Who: Fifteen adults 18 and over from 70126, 7027, and 70128 who are interested in collaborating and sharing knowledge about local climate impacts and how to respond. No performance or science expertise necessary, but we do ask for a willingness to share your stories with one another and the larger public, and an interest in performing or being a part of creating a performance (Stage management, production, visual art, music, etc.) Collaborators will include local New Orleans Artists Kathy Randels and Rodneka Shelbia, science educators Karen Marshall and Elyria Grote, Louisiana state climatologist Barry Keim, and graduate researcher Cameron Goff.
Where: STEM NOLA, 6600 Plaza Dr.
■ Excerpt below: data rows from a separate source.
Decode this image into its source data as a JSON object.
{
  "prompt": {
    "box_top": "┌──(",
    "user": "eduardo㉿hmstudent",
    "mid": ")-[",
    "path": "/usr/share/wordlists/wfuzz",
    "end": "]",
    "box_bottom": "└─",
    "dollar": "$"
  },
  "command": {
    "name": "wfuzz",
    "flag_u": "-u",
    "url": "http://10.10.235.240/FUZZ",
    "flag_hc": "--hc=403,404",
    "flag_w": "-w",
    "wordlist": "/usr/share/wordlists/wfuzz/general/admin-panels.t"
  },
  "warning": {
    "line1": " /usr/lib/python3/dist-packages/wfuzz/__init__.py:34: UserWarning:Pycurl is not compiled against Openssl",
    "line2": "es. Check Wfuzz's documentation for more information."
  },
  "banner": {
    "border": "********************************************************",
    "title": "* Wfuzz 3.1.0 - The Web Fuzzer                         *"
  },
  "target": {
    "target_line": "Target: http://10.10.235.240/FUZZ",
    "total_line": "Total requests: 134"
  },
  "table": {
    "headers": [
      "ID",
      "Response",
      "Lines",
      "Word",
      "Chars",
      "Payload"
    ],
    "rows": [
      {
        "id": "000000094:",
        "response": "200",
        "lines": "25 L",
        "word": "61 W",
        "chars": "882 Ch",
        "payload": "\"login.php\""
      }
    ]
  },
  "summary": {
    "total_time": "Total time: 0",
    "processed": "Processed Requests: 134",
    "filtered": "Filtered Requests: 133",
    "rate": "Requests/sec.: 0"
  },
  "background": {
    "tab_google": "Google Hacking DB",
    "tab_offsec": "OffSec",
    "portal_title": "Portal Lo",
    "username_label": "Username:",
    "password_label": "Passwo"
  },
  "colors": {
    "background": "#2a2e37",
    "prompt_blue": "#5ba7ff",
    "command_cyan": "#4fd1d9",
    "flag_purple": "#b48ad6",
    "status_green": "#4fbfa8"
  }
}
New Orleans, LA 70127
When: April and May 2022. Total commitment of 60 hours. See application form for exact dates and time. Priority will be given to applications received by March 15, 2022.
What’s in it for me? Arts experience, learning about flood risk and climate science, story sharing, get to know your neighbors, thinking deeply about making decisions about the future under climate change and a $1300 stipend per person.
We are aware that New Orleanians have been “over researched” since Hurricane Katrina and that some community members may recoil from the idea of furthur research. The majority of the people leading this project are New Orleans natives and feel this will be a valuable experience in building community power and leadership in regard to the ongoing devastating effects of climate change and failing city infrastructure in our neighborhoods. This is a participatory, collaborative experience; every voice is valued and heard.